Have you ever taken a picture indoors and had unsightly black bars interrupt your otherwise gorgeous photo? They are caused by lighting which flickers in and out in its normal operation. Some people can sense it easier than others without a camera. The inconsistent light goes out so briefly that we usually cannot perceive it but run-of-the-mill camera phones scan rows of pixels in sequence, and if there are no photons to detect while some rows are scanned, those black bars are the result. Annoying, right?

What if someone dressed that bug of light up as a feature? Instead of ruining good photos, researchers at the University of California-San Diego and the University of Wisconsin-Madison have found out what different frequencies of flicker will do to a photograph. They have also experimented with cycling through red, green, and blue to give the effect of a poorly dubbed VHS.

There are ways an intelligent photographer could get around the photo-ruining effect with any smartphone. Meanwhile DSLR cameras are already immune and it won’t work in sunlight, so we are not talking about high security image protection. The neat thing is that this should be easy to replicate with some RGB strips and a controller. This exploits the row scanning of new cameras, so some older cameras are immune.

13 thoughts on “Unphotogenic Lighting As A Feature

    1. This blinking/banding/strobing effect has become much worse these days with LED lightbulbs replacing compact fluorescents and regular bulbs. It used to be that only bad fluorescent tubes would blink, but now it seems half the bulbs out there are strobing because they’re not DC regulated.

      Gives me migraines, especially the ones where half the LEDs are on every half cycle, so the light pattern changes .
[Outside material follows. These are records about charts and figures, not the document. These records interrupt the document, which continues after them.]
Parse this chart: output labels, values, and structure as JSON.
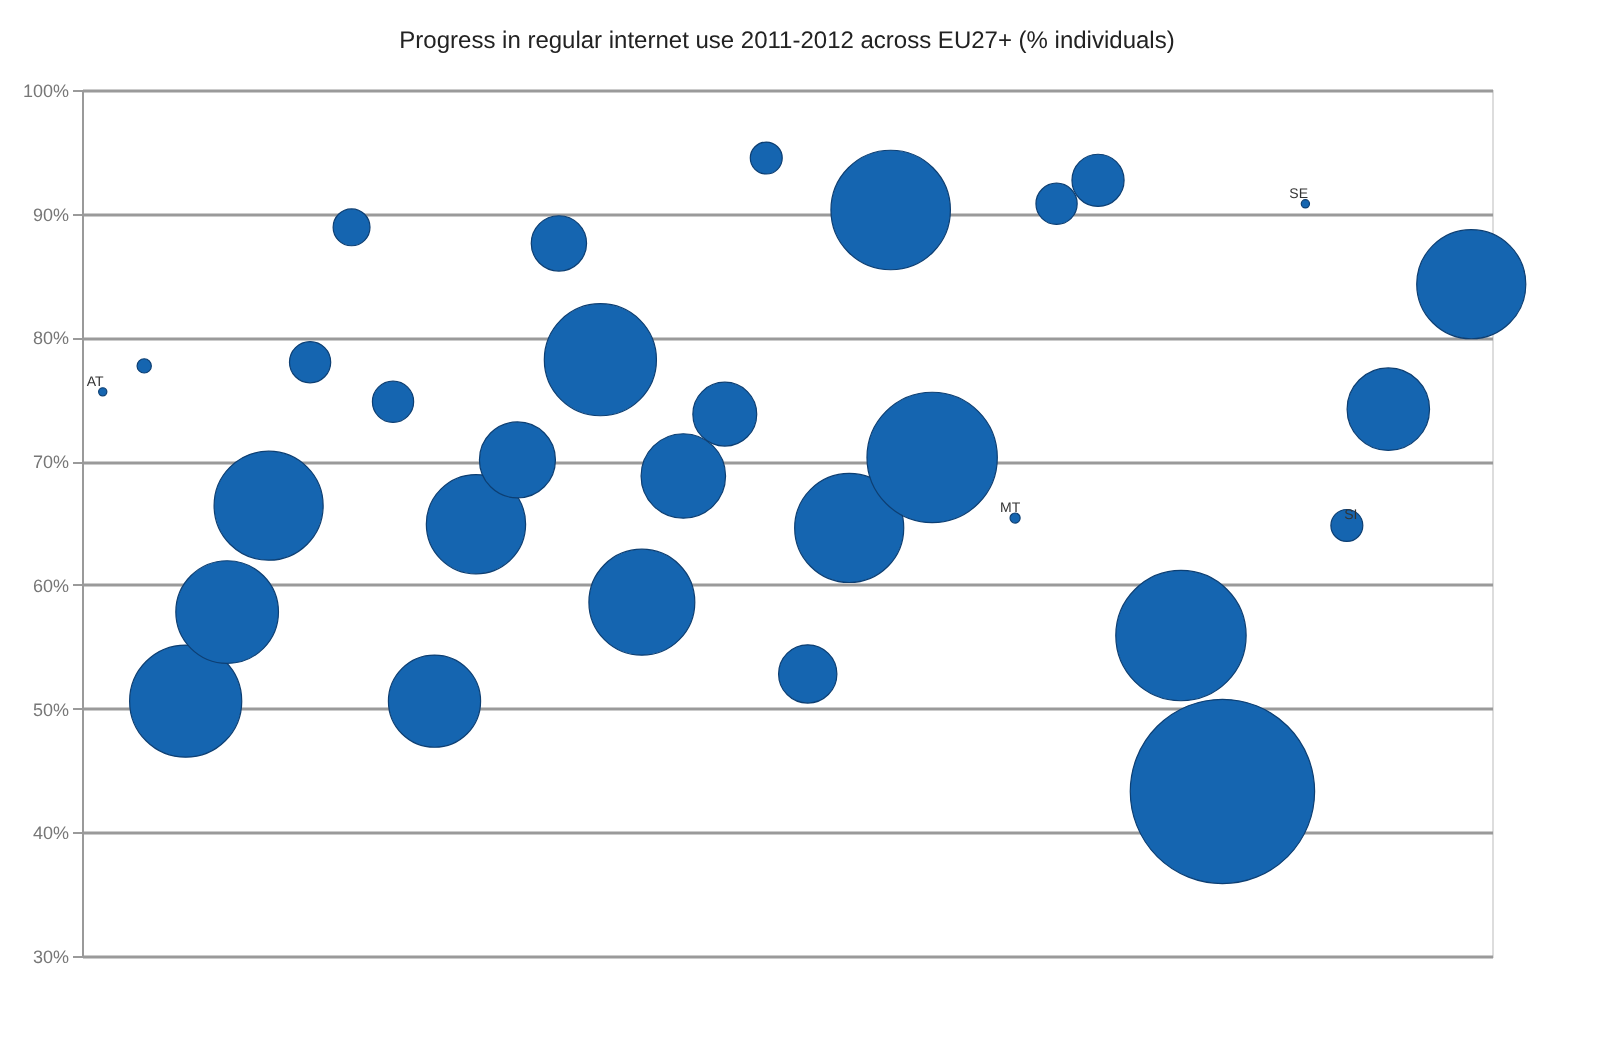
{
  "chart_data": {
    "type": "bubble",
    "title": "Progress in regular internet use 2011-2012 across EU27+ (% individuals)",
    "categories": [
      null,
      null,
      null,
      null,
      null,
      null,
      null,
      null,
      null,
      null,
      null,
      null,
      null,
      null,
      null,
      null,
      null,
      null,
      null,
      null,
      null,
      null,
      null,
      null,
      null,
      null,
      null,
      null,
      null,
      null,
      null,
      null,
      null,
      null
    ],
    "series": [
      {
        "color": "#1565b0",
        "values": [
          null,
          77.7,
          50.6,
          57.8,
          66.4,
          78.0,
          88.9,
          74.8,
          50.6,
          64.9,
          70.1,
          87.6,
          78.2,
          58.6,
          68.8,
          73.8,
          94.5,
          52.8,
          64.6,
          90.3,
          70.3,
          null,
          null,
          90.8,
          92.7,
          null,
          55.9,
          43.3,
          null,
          null,
          null,
          74.2,
          null,
          84.3
        ],
        "sizes": [
          null,
          0.006,
          0.37,
          0.31,
          0.35,
          0.05,
          0.04,
          0.05,
          0.25,
          0.29,
          0.17,
          0.09,
          0.37,
          0.33,
          0.21,
          0.12,
          0.03,
          0.1,
          0.35,
          0.42,
          0.5,
          null,
          null,
          0.05,
          0.08,
          null,
          0.5,
          1,
          null,
          null,
          null,
          0.2,
          null,
          0.35
        ]
      },
      {
        "name": "AT",
        "color": "#1565b0",
        "values": [
          75.6,
          null,
          null,
          null,
          null,
          null,
          null,
          null,
          null,
          null,
          null,
          null,
          null,
          null,
          null,
          null,
          null,
          null,
          null,
          null,
          null,
          null,
          null,
          null,
          null,
          null,
          null,
          null,
          null,
          null,
          null,
          null,
          null,
          null
        ],
        "sizes": [
          0.002,
          null,
          null,
          null,
          null,
          null,
          null,
          null,
          null,
          null,
          null,
          null,
          null,
          null,
          null,
          null,
          null,
          null,
          null,
          null,
          null,
          null,
          null,
          null,
          null,
          null,
          null,
          null,
          null,
          null,
          null,
          null,
          null,
          null
        ]
      },
      {
        "name": "MT",
        "color": "#1565b0",
        "values": [
          null,
          null,
          null,
          null,
          null,
          null,
          null,
          null,
          null,
          null,
          null,
          null,
          null,
          null,
          null,
          null,
          null,
          null,
          null,
          null,
          null,
          null,
          65.4,
          null,
          null,
          null,
          null,
          null,
          null,
          null,
          null,
          null,
          null,
          null
        ],
        "sizes": [
          null,
          null,
          null,
          null,
          null,
          null,
          null,
          null,
          null,
          null,
          null,
          null,
          null,
          null,
          null,
          null,
          null,
          null,
          null,
          null,
          null,
          null,
          0.003,
          null,
          null,
          null,
          null,
          null,
          null,
          null,
          null,
          null,
          null,
          null
        ]
      },
      {
        "name": "SE",
        "color": "#1565b0",
        "values": [
          null,
          null,
          null,
          null,
          null,
          null,
          null,
          null,
          null,
          null,
          null,
          null,
          null,
          null,
          null,
          null,
          null,
          null,
          null,
          null,
          null,
          null,
          null,
          null,
          null,
          null,
          null,
          null,
          null,
          90.8,
          null,
          null,
          null,
          null
        ],
        "sizes": [
          null,
          null,
          null,
          null,
          null,
          null,
          null,
          null,
          null,
          null,
          null,
          null,
          null,
          null,
          null,
          null,
          null,
          null,
          null,
          null,
          null,
          null,
          null,
          null,
          null,
          null,
          null,
          null,
          null,
          0.002,
          null,
          null,
          null,
          null
        ]
      },
      {
        "name": "SI",
        "color": "#1565b0",
        "values": [
          null,
          null,
          null,
          null,
          null,
          null,
          null,
          null,
          null,
          null,
          null,
          null,
          null,
          null,
          null,
          null,
          null,
          null,
          null,
          null,
          null,
          null,
          null,
          null,
          null,
          null,
          null,
          null,
          null,
          null,
          64.8,
          null,
          null,
          null
        ],
        "sizes": [
          null,
          null,
          null,
          null,
          null,
          null,
          null,
          null,
          null,
          null,
          null,
          null,
          null,
          null,
          null,
          null,
          null,
          null,
          null,
          null,
          null,
          null,
          null,
          null,
          null,
          null,
          null,
          null,
          null,
          null,
          0.03,
          null,
          null,
          null
        ]
      }
    ],
    "ylim": [
      30,
      100
    ],
    "yticks": [
      {
        "value": 30,
        "label": "30%"
      },
      {
        "value": 40,
        "label": "40%"
      },
      {
        "value": 50,
        "label": "50%"
      },
      {
        "value": 60,
        "label": "60%"
      },
      {
        "value": 70,
        "label": "70%"
      },
      {
        "value": 80,
        "label": "80%"
      },
      {
        "value": 90,
        "label": "90%"
      },
      {
        "value": 100,
        "label": "100%"
      }
    ],
    "grid": "y",
    "tick_labels": "y"
  }
}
      1. I wish we could go back to good old tungsten filament. You knew where you were with them. These new fluorescent ones take ages to reach full intensity, and could well poison you with mercury if you drop one on the floor. The LED ones are about 100 x the price of an old tungsten filament bulb.

        1. No idea where you live, but here the led filament lights are about the same price as tungsten filament lights, with good color, not flicker, dimable and seem to last just fine. IKEA sells them too.
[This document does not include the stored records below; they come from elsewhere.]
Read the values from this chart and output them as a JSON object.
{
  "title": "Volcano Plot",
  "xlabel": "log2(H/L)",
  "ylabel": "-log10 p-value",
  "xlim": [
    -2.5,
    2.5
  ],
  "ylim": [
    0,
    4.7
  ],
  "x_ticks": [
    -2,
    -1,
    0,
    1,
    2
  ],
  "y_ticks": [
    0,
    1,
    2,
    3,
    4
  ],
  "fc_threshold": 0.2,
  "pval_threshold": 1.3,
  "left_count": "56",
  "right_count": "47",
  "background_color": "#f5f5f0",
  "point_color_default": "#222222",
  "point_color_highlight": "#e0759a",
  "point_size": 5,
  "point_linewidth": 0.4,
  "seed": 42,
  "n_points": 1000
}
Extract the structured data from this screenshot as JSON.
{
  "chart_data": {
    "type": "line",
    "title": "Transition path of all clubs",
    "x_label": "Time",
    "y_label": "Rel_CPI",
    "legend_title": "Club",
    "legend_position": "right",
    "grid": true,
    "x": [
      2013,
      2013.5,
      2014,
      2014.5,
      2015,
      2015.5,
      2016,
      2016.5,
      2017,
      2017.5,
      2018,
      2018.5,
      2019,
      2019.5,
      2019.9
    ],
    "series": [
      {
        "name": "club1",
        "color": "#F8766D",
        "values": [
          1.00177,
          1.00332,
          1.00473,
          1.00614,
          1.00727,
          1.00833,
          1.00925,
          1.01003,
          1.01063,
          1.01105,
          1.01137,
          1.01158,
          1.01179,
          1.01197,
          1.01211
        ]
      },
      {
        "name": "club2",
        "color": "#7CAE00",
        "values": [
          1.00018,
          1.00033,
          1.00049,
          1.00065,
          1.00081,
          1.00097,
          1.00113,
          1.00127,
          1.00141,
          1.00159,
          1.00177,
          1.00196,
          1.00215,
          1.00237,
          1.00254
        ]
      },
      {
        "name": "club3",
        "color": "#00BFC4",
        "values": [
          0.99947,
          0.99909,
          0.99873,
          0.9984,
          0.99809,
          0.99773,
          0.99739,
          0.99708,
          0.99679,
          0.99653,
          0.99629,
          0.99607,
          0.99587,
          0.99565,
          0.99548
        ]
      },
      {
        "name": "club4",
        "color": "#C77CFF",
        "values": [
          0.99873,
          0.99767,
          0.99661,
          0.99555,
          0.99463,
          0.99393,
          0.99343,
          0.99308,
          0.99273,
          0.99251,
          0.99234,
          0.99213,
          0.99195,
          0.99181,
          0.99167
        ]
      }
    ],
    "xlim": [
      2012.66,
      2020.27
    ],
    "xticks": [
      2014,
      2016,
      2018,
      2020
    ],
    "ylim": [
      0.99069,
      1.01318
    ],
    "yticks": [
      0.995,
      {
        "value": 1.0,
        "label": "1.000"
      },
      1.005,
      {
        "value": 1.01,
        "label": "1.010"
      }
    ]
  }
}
  1. Isn’t a similar technique used by those shady-market license plate frames with the LED strobes? Strobe at some multiple of the camera’s line frequency, and foil the ALPR toll system…

  2. Seeing the image I thought the article was going to be about structured light for 3D scanning. Maybe this isn’t bad photography–it’s really a tool used by our robotic overlords for making clandestine 3D scans.